Several people held up signs and blasted a siren on their megaphone at the Victoria pier this week until the tall ship left this morning (Friday). But some crew members on the Esmeralda training ship said they were immune to the protest staged by human rights advocates, union members, Chilean ex-pats and Catholics.

“I really don’t care,” said officer trainee Francisca Lema of the protesters.

For the first time, women are being trained as officers and sailors in the Chilean navy, and the Esmeralda is serving as their floating classroom for six months.

Lema is one of 27 women training to become naval officers. In the lower ranks, 44 women aboard the ship are being schooled as sailors.

“I think this is the best part of my career,” Lema said of travelling around the world. The vessel will visit 12 ports in six countries between Chile and Canada.

But the tall ship’s bloody past is tarnishing its diplomatic visits.
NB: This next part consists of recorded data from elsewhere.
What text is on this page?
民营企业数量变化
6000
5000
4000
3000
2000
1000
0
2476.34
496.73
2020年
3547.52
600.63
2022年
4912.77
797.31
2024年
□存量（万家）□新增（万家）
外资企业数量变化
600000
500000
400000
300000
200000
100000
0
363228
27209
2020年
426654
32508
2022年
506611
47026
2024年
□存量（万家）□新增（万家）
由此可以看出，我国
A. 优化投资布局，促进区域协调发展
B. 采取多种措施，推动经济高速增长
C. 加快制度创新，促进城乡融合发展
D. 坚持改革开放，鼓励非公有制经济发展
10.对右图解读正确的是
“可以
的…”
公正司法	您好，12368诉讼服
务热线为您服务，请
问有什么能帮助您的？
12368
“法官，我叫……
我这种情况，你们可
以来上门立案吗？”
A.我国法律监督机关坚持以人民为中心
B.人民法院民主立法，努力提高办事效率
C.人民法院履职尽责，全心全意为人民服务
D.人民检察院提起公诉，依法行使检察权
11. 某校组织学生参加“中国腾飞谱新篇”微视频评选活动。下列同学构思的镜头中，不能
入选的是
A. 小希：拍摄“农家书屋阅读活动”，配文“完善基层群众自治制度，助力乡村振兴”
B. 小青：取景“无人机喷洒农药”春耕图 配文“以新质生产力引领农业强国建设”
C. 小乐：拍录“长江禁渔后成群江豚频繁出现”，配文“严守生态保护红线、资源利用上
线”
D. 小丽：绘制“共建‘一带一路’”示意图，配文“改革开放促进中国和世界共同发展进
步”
Protesters in Victoria and San Francisco say the Chilean navy has never acknowledged using the ship as a prison in 1973 and 1974, when civilians were tortured and 112 of them killed, according to human-rights watchdog Amnesty International.

“Our complaint is not with the crew but with the institution of the Chilean navy, that basically hasn’t made reparations to the families of the people killed,” said Victoria resident John Hillier, an organizer with the No Esmeralda protest committee.

“If they have a protest, no problem,” commanding officer, Capt. William Corthorn said Tuesday during a press conference below decks. “My work, I say again, is the … leadership to my crew.”

Esquimalt resident Sebastien Robles said while he can’t imagine the suffering of torture victims, some protesters are taking their efforts too far.

“You have the right to protest, but don’t make a threat,” Robles said after witnessing a protester threaten the life of a Chilean naval officer at the pier Monday.

But organizers say the protest has mostly been peaceful.

“I don’t know if I would have been that restrained if I had gone through that,” said lead protester and Saanich resident Carlos Flores.

Protests will be held in North Vancouver when the Esmeralda arrives on Saturday. The ship will return to Chile in November.